Neurotensin conjugated polymeric porous microparticles suppress inflammation and improve angiogenesis aiding in diabetic wound healing

Abstract

Neurotensin (NT), a bioactive tridecapeptide aids in diabetic wound healing by modulating inflammation and angiogenesis. However, its rapid degradation in peptidase-rich wound environment (plasma half-life <2 min) limits its efficacy. To address this, neurotensin-conjugated polymeric porous microparticles (NT-PMP) were developed and loaded in gelatin (hydrogel 15% w/v) for topical application, enabling sustained NT release to enhance therapeutic outcomes. NT-PMP exhibited a size range of 60 – 240 µm (mean: 120.63 ± 40.71 µm) and pore size of 5 – 16 µm (average: 10.68 ± 3.47 µm). In vitro studies demonstrated cytocompatibility of NT-PMP in fibroblasts and reduced TNF-α levels in inflammation-induced macrophages (1256 ± 167.02 pg/ml). Further NT-PMP scaffold depicted excellent cell adhesion and migration properties upon seeding of dermal fibroblasts on surface of PMPs.
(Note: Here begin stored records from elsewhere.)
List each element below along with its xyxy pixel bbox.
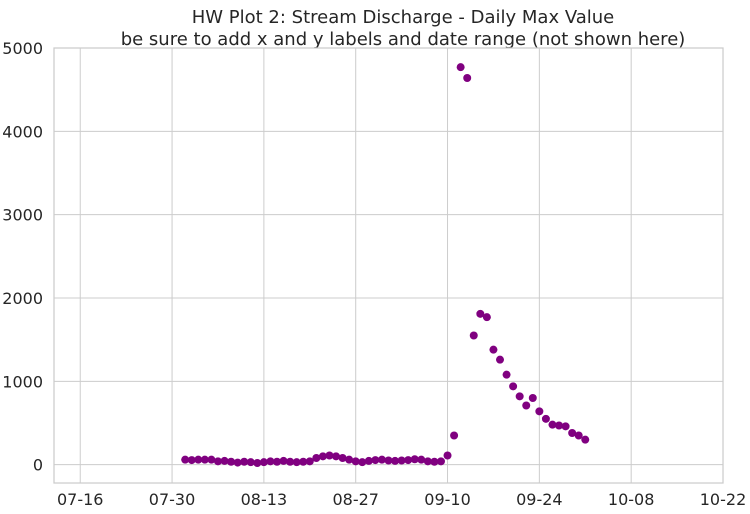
data-point — [528, 394, 537, 402]
data-point — [358, 458, 367, 467]
data-point — [246, 458, 255, 467]
data-point — [423, 457, 432, 466]
data-point — [450, 431, 459, 440]
x-tick-label: 08-13 — [241, 490, 288, 509]
data-point — [384, 456, 393, 465]
data-point — [509, 382, 518, 391]
y-tick-labels: 0 1000 2000 3000 4000 5000 — [2, 39, 43, 475]
data-point — [305, 457, 314, 466]
data-point — [266, 457, 275, 466]
data-point — [253, 459, 262, 467]
data-point — [522, 401, 531, 410]
data-point — [391, 456, 400, 465]
data-point — [187, 456, 196, 465]
data-point — [535, 407, 544, 416]
data-point — [581, 435, 590, 444]
data-point — [417, 455, 426, 464]
data-point — [410, 455, 419, 464]
y-tick-label: 3000 — [2, 206, 43, 225]
data-point — [345, 455, 354, 464]
x-gridlines — [79, 48, 724, 483]
chart-title: HW Plot 2: Stream Discharge - Daily Max … — [192, 7, 615, 28]
data-point — [364, 456, 373, 465]
x-tick-label: 10-22 — [700, 490, 747, 509]
data-point — [496, 355, 504, 364]
y-gridlines — [54, 47, 723, 466]
y-tick-label: 4000 — [2, 122, 43, 141]
data-point — [273, 457, 281, 466]
x-tick-label: 07-30 — [149, 490, 196, 509]
data-point — [397, 456, 406, 465]
data-point — [377, 455, 386, 464]
data-point — [286, 457, 295, 466]
x-tick-label: 07-16 — [57, 490, 104, 509]
data-point — [489, 345, 498, 354]
data-point — [220, 456, 229, 465]
data-point — [555, 421, 564, 430]
data-point — [476, 309, 485, 318]
data-point — [404, 456, 413, 465]
data-point — [240, 457, 249, 466]
data-point — [318, 452, 327, 461]
chart-subtitle: be sure to add x and y labels and date r… — [121, 29, 686, 50]
data-point — [213, 457, 222, 466]
x-tick-label: 08-27 — [332, 490, 379, 509]
data-point — [207, 455, 216, 464]
data-point — [332, 452, 341, 461]
data-point — [463, 74, 472, 82]
data-point — [299, 457, 308, 466]
data-point — [561, 422, 570, 431]
x-tick-label: 09-10 — [424, 490, 471, 509]
data-point — [292, 458, 301, 467]
data-point — [430, 457, 439, 466]
data-point — [338, 454, 347, 462]
data-point — [436, 457, 445, 466]
data-point — [541, 414, 550, 423]
x-tick-label: 09-24 — [516, 490, 563, 509]
data-point — [227, 457, 236, 466]
plot-area-frame — [53, 47, 724, 484]
data-point — [443, 451, 452, 460]
data-point — [312, 454, 321, 462]
y-tick-label: 2000 — [2, 289, 43, 308]
y-tick-label: 1000 — [2, 372, 43, 391]
data-point — [351, 457, 360, 466]
y-tick-label: 5000 — [2, 39, 43, 58]
x-tick-label: 10-08 — [608, 490, 655, 509]
data-point — [181, 455, 190, 464]
y-tick-label: 0 — [33, 456, 43, 475]
data-point — [469, 331, 478, 340]
data-point — [325, 451, 334, 460]
x-tick-labels: 07-16 07-30 08-13 08-27 09-10 09-24 10-08 10-22 — [57, 490, 746, 509]
data-point — [456, 63, 465, 72]
data-point — [568, 429, 577, 437]
data-point — [200, 455, 209, 464]
data-point — [194, 455, 203, 464]
data-point — [482, 313, 491, 322]
data-point — [233, 458, 242, 467]
data-point — [259, 458, 268, 467]
data-point — [515, 392, 524, 401]
data-point — [548, 420, 557, 429]
data-point — [279, 456, 288, 465]
data-point — [574, 431, 583, 440]
data-points — [181, 63, 590, 467]
data-point — [502, 370, 511, 379]
data-point — [371, 456, 380, 465]
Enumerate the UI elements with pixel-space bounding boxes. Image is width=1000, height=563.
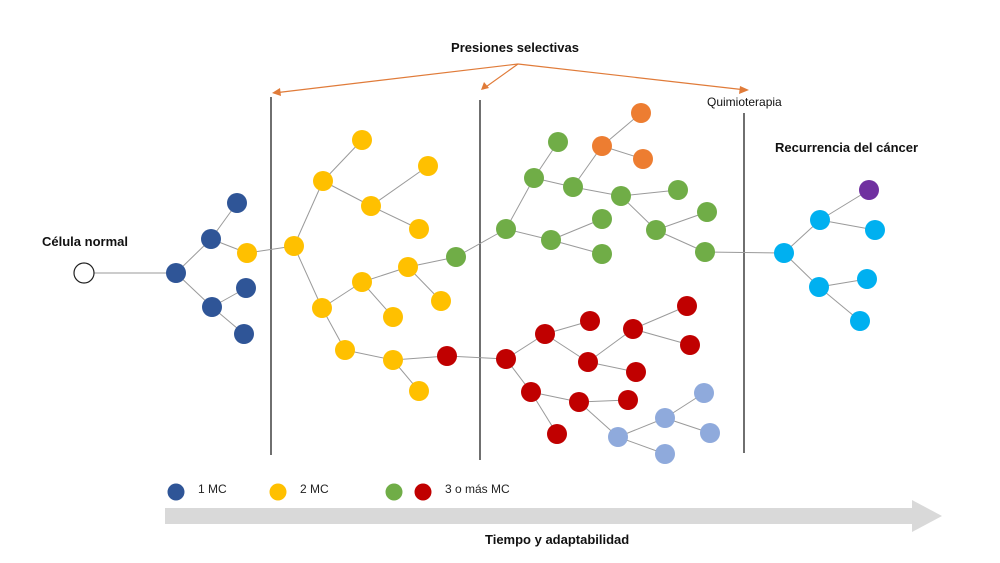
selective-pressures-label: Presiones selectivas xyxy=(451,40,579,55)
cell-node-orange xyxy=(633,149,653,169)
cell-node-red xyxy=(623,319,643,339)
cell-node-red xyxy=(569,392,589,412)
legend-dot-yellow xyxy=(269,483,287,501)
cell-node-cyan xyxy=(850,311,870,331)
cell-node-yellow xyxy=(383,307,403,327)
cell-node-yellow xyxy=(352,130,372,150)
cell-node-red xyxy=(680,335,700,355)
lineage-edge xyxy=(704,251,785,254)
cell-node-red xyxy=(626,362,646,382)
cell-node-red xyxy=(496,349,516,369)
cell-node-green xyxy=(446,247,466,267)
cell-node-yellow xyxy=(409,381,429,401)
cell-node-red xyxy=(547,424,567,444)
recurrence-label: Recurrencia del cáncer xyxy=(775,140,919,155)
lineage-edge xyxy=(370,165,429,207)
cell-node-yellow xyxy=(313,171,333,191)
cell-node-red xyxy=(437,346,457,366)
cell-node-orange xyxy=(592,136,612,156)
arrowheads xyxy=(272,82,749,96)
cell-node-purple xyxy=(859,180,879,200)
cell-node-blue xyxy=(166,263,186,283)
legend-label-1mc: 1 MC xyxy=(198,482,227,496)
cell-node-yellow xyxy=(431,291,451,311)
legend-dot-blue xyxy=(167,483,185,501)
legend-dot-red xyxy=(414,483,432,501)
cell-node-green xyxy=(646,220,666,240)
cell-node-yellow xyxy=(284,236,304,256)
cell-node-yellow xyxy=(361,196,381,216)
cell-node-green xyxy=(563,177,583,197)
cell-node-red xyxy=(618,390,638,410)
cell-node-light-blue xyxy=(608,427,628,447)
cell-node-yellow xyxy=(335,340,355,360)
cell-node-red xyxy=(521,382,541,402)
cell-node-yellow xyxy=(312,298,332,318)
cell-node-red xyxy=(677,296,697,316)
cell-node-cyan xyxy=(865,220,885,240)
cell-node-red xyxy=(578,352,598,372)
cell-node-cyan xyxy=(810,210,830,230)
normal-cell-node xyxy=(73,262,95,284)
cell-node-light-blue xyxy=(694,383,714,403)
cell-node-blue xyxy=(201,229,221,249)
cell-node-green xyxy=(611,186,631,206)
cell-node-green xyxy=(496,219,516,239)
chemotherapy-label: Quimioterapia xyxy=(707,95,782,109)
lineage-edge xyxy=(293,245,323,309)
cell-node-blue xyxy=(202,297,222,317)
cell-node-light-blue xyxy=(700,423,720,443)
legend-label-2mc: 2 MC xyxy=(300,482,329,496)
time-arrow xyxy=(165,500,942,532)
cell-node-green xyxy=(592,209,612,229)
cell-node-light-blue xyxy=(655,408,675,428)
cell-node-yellow xyxy=(237,243,257,263)
cell-node-cyan xyxy=(857,269,877,289)
cell-node-yellow xyxy=(398,257,418,277)
cell-node-green xyxy=(697,202,717,222)
time-axis-label: Tiempo y adaptabilidad xyxy=(485,532,630,547)
cell-node-yellow xyxy=(383,350,403,370)
normal-cell-label: Célula normal xyxy=(42,234,128,249)
cell-node-green xyxy=(592,244,612,264)
cell-node-orange xyxy=(631,103,651,123)
cell-node-light-blue xyxy=(655,444,675,464)
cell-node-green xyxy=(668,180,688,200)
cell-node-green xyxy=(548,132,568,152)
legend-dot-green xyxy=(385,483,403,501)
cell-nodes xyxy=(73,103,885,464)
cell-node-blue xyxy=(236,278,256,298)
cell-node-green xyxy=(695,242,715,262)
cell-node-cyan xyxy=(774,243,794,263)
cell-node-blue xyxy=(234,324,254,344)
selective-pressure-arrows xyxy=(273,63,747,94)
cell-node-green xyxy=(541,230,561,250)
cell-node-red xyxy=(580,311,600,331)
cell-node-cyan xyxy=(809,277,829,297)
cell-node-yellow xyxy=(418,156,438,176)
cell-node-red xyxy=(535,324,555,344)
cell-node-green xyxy=(524,168,544,188)
lineage-edge xyxy=(293,180,324,247)
cell-node-blue xyxy=(227,193,247,213)
cell-node-yellow xyxy=(352,272,372,292)
legend-label-3mc: 3 o más MC xyxy=(445,482,510,496)
cell-node-yellow xyxy=(409,219,429,239)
In vivo studies in diabetic wound rat model demonstrated effective wound management, characterized by notable regenerative and healing attributes in the presence of NT-PMP. This included complete re-epithelialization, reducing pro-inflammatory cytokine (TNF-α), and enhancing VEGF expression, ultimately leading to the development of a well-organized collagen matrix in diabetic wounds upon application of NT-PMP gel.Altogether, NT conjugated PMP loaded in hydrogel demonstrated significant regenerative and healing properties, suggesting its potential as an alternative treatment for diabetic wounds.